La première fois, quand je l’ai vu arrivée avec ses douleurs aussi diffuses qu’imprécises, j’ai poussé un soupir de découragement, ensuite quand elle m’a décrit une authentique chauderie hémicorporelle gauche, j’ai souri intérieurement et ça m’a donné la force de prendre mon courage à deux mains pour essayer de faire du bon travail. Après avoir identifié les problèmes médicaux principaux, dont une tendinite évoluée de l’épaule gauche, lors de la deuxième consultation, j’ai surtout essayé de connaître un peu sa vie pour comprendre dans quelle mesure les traitements auront de l’effet, le traitement essentiel, le repos, étant souvent le plus difficile à obtenir. Effectivement, veuve, elle s’occupe de tout depuis toujours et le repos semble difficilement envisageable. Ses enfants de 19 et 22 ans ont semble-t-il pris l’habitude que leur super maman s’occupe de tout et cette super maman n’a jamais envisagé d’arrêter de laver leur sous-vêtements à la main…et maintenant étonnamment quand elle leur demande de l’aide, ils ne sont pas réceptifs…
Il y a beaucoup dans ma patientèle de patientes d’origine maghrébine, mères ou grand-mères, fatiguées, avec des douleurs articulaires, des tendinites, qui s’occupent de tout, de la maison, des enfants, des petits-enfants… J’ai du mal à les soigner. Comme ce n’est pas ma culture, j’ai du mal à trouver les mots je crois, j’ai peur d’être maladroite, je ne veux pas les heurter, ces femmes souffrent et pas que physiquement mais je ne sais pas comment les aider. Je prescris des médicaments, de la kiné, j’essaie de discuter, et je leur dit de se reposer…elles ne le feront pas …

J’ai remis à Mme H. cette ordonnance, pour qu’elle l’accroche sur son frigo et que ces enfants la voient.

Voilà, c’était mon billet rêveur du jour..
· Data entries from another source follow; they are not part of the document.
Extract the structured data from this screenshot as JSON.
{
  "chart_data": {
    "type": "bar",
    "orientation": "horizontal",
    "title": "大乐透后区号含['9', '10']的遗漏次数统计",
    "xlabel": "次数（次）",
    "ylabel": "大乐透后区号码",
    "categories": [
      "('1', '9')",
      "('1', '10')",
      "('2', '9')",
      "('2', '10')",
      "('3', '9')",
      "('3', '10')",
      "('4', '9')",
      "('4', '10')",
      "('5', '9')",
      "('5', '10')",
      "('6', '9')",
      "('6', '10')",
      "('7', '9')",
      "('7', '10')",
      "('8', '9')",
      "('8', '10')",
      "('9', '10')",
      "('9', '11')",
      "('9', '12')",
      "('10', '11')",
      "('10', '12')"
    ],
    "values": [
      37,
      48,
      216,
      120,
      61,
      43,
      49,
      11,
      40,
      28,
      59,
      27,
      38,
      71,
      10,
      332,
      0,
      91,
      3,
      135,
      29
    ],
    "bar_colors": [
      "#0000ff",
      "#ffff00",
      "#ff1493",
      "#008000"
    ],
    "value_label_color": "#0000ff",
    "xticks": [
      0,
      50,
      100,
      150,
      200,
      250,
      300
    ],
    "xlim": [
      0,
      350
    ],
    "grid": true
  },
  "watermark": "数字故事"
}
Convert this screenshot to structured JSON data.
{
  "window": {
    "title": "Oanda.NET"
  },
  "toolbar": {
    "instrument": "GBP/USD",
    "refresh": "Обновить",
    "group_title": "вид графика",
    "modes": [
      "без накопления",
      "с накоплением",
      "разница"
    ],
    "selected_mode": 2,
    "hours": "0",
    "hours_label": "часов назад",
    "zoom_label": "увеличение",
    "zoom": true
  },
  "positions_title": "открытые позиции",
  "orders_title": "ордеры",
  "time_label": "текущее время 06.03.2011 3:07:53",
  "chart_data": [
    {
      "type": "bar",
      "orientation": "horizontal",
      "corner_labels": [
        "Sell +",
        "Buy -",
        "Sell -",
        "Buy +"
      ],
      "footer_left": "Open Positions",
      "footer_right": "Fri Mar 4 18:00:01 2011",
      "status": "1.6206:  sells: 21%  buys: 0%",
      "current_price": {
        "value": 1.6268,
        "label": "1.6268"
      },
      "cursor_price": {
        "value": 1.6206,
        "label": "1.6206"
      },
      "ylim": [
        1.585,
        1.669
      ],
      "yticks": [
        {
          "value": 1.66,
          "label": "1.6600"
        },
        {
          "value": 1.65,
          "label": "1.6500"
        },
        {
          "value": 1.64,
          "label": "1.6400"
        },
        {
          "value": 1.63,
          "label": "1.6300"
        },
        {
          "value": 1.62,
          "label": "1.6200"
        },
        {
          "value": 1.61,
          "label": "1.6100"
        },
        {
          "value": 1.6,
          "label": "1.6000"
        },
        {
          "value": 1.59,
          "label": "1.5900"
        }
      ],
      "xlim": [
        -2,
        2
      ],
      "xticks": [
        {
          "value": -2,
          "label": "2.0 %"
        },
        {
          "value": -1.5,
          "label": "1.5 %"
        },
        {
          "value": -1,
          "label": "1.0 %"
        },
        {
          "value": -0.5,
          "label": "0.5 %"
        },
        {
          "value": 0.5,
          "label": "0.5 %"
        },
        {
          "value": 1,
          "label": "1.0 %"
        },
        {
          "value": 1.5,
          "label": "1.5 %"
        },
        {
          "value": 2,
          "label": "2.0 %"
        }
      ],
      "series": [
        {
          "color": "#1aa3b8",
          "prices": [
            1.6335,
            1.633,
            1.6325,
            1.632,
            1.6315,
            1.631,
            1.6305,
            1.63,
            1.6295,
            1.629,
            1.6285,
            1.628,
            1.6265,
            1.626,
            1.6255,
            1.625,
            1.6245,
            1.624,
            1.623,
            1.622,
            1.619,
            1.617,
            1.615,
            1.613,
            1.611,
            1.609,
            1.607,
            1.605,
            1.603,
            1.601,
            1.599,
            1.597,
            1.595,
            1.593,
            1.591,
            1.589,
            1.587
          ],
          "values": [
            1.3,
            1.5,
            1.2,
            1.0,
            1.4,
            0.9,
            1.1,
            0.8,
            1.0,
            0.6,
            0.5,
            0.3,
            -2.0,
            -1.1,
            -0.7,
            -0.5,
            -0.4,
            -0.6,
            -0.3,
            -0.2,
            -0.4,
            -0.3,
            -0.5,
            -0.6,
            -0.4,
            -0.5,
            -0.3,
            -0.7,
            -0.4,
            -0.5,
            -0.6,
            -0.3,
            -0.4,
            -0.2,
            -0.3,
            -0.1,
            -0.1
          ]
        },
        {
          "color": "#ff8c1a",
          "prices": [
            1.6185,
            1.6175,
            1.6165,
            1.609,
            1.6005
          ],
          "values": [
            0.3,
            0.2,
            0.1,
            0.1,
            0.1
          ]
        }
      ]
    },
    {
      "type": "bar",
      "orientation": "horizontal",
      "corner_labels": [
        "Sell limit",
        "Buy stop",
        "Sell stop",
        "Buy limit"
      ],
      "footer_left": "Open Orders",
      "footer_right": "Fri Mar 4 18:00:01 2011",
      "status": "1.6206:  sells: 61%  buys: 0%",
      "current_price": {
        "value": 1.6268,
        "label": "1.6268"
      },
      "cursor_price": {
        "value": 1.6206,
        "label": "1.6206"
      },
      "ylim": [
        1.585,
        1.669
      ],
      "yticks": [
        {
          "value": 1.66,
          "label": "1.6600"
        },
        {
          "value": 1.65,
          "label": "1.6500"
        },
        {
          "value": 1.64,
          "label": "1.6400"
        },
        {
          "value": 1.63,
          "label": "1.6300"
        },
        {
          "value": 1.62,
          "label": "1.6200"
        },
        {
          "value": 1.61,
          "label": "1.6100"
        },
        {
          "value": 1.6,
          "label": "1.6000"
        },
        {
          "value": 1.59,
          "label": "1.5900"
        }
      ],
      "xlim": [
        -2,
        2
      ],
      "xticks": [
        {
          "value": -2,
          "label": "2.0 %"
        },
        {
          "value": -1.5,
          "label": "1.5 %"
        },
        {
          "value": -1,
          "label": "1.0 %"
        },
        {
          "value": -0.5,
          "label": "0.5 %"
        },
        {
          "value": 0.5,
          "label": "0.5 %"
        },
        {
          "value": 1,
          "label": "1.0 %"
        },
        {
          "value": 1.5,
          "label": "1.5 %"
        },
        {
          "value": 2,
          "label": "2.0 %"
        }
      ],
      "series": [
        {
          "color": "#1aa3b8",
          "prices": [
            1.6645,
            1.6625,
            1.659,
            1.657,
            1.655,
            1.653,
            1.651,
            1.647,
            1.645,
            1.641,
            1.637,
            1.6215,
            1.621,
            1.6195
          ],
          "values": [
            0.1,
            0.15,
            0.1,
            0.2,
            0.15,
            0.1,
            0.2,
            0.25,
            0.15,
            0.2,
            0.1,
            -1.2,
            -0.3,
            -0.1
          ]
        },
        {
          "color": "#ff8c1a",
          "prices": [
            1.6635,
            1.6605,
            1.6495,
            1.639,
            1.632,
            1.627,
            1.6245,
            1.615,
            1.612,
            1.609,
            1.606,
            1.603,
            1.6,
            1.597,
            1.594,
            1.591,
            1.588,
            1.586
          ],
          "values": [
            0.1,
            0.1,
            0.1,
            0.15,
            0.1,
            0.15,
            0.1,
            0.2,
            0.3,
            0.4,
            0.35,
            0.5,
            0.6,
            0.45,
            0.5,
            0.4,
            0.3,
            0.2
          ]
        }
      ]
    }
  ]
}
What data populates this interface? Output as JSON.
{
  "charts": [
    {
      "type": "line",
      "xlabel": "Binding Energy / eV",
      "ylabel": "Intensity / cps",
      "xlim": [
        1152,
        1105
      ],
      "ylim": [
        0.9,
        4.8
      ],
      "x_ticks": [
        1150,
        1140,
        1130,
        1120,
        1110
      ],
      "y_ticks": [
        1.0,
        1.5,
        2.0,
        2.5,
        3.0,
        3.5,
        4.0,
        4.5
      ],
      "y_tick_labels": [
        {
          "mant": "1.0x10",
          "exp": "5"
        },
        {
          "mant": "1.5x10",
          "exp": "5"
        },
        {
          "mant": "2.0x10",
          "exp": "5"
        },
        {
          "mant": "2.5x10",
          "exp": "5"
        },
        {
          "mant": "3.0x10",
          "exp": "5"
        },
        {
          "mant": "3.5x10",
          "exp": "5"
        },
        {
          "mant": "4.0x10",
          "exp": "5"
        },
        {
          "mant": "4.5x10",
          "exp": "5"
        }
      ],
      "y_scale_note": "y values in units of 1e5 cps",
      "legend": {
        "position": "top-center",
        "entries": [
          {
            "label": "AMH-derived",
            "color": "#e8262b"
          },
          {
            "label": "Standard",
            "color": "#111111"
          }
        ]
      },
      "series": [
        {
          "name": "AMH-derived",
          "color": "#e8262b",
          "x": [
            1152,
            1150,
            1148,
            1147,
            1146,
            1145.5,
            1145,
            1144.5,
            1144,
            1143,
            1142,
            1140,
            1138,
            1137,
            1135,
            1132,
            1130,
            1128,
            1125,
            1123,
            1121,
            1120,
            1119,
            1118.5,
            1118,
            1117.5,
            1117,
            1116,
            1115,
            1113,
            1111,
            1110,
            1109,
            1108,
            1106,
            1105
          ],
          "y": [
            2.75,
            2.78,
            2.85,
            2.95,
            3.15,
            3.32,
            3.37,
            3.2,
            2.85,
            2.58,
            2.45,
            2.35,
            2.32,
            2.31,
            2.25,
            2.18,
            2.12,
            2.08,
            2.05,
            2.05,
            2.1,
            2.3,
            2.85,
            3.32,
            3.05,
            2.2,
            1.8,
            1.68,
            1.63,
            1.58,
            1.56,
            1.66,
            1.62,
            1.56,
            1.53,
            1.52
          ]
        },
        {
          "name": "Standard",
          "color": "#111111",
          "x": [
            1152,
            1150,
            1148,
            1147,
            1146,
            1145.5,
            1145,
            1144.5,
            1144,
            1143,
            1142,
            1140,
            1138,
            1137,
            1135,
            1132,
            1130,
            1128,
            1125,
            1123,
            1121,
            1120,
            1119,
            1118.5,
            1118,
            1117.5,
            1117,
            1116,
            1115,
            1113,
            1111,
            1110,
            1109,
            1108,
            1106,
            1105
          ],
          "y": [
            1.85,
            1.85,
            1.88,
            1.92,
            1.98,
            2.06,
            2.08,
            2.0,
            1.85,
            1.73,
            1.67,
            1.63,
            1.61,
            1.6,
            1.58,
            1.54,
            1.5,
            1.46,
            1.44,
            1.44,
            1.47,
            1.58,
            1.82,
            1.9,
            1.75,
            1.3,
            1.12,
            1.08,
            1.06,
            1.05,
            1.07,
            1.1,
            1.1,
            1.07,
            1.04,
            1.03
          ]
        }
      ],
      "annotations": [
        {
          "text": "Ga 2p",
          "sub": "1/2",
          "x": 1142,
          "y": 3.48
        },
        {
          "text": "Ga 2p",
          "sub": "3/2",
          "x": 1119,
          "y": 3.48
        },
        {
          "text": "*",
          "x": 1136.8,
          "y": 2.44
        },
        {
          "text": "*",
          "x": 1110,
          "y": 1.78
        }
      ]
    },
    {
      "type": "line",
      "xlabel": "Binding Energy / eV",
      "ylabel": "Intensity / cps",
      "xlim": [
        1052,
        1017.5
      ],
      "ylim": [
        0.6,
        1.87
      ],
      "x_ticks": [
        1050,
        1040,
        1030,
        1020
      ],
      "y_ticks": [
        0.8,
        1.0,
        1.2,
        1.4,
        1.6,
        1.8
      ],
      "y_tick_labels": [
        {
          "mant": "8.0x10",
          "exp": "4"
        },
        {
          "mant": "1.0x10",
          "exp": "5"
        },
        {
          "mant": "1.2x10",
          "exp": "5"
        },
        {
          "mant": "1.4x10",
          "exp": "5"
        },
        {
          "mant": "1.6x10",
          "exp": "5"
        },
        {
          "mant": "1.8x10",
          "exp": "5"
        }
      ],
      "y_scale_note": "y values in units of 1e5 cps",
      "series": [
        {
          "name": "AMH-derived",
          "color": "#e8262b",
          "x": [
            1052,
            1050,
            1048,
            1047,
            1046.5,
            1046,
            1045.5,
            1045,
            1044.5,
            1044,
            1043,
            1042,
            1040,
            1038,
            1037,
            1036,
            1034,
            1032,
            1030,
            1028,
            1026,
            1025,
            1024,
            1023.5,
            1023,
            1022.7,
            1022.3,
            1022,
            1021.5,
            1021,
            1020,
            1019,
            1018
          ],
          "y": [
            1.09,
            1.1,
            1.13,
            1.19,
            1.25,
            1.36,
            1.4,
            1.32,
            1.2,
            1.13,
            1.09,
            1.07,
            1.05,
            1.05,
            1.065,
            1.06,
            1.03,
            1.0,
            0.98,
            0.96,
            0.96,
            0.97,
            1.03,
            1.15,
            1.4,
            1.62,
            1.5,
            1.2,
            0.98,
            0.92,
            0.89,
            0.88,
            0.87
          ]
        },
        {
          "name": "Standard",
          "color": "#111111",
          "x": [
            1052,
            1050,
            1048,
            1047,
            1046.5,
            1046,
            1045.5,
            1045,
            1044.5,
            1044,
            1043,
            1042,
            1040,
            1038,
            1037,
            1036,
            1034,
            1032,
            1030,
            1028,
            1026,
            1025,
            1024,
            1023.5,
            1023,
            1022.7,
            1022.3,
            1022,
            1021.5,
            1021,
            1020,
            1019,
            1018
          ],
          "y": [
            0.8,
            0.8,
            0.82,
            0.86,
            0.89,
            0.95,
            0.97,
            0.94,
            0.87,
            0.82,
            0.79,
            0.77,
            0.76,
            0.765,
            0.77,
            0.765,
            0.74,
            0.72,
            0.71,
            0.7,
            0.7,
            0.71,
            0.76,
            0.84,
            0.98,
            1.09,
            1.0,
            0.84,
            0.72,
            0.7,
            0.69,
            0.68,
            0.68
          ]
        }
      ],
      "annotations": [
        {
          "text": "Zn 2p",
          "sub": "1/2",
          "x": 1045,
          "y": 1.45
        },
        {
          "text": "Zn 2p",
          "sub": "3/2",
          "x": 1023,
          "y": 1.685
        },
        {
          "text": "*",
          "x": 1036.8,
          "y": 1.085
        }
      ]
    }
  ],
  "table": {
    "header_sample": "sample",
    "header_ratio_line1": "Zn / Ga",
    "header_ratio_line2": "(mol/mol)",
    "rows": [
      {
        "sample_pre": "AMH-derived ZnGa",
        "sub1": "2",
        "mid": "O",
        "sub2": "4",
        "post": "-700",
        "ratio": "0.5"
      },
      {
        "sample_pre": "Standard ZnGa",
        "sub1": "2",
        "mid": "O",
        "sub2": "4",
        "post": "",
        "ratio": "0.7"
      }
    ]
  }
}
si pour une fois mes prescriptions étaient écoutées …

14 réflexions au sujet de « Du repos et du plaisir »

  1. J’aime beaucoup !
    Je me retrouve beaucoup dans ce que tu racontes encore une fois.
    J’arrive de plus en plus à ne pas donner d’ordo à la fin, même si des fois c’est une lutte intérieure… Mais des ordonnances comme tu le fais, je devrais en faire un peu plus… et peut être qu’elles seraient mieux appliquées…
    Je me retrouve aussi beaucoup dans cette impuissance à gérer les chauderies hemicorporelles (d’ailleurs faudrait que je comprenne comment on fait un retrolien paske j’en ai parlé aussi) et autres tendinites/épicondylites chroniques qui traduisent autant une fatigue physique que psychologique…

    Et j’arrive à dire stop à mon boulot quand j’estime que j’en ai besoin, à prendre un jour de congé alors même que je remplace un médecin lui même en congés… J’espère que j’arrivais à le faire par la suite.

    On a tous besoin d’un équilibre pour continuer à avancer dans de bonnes conditions…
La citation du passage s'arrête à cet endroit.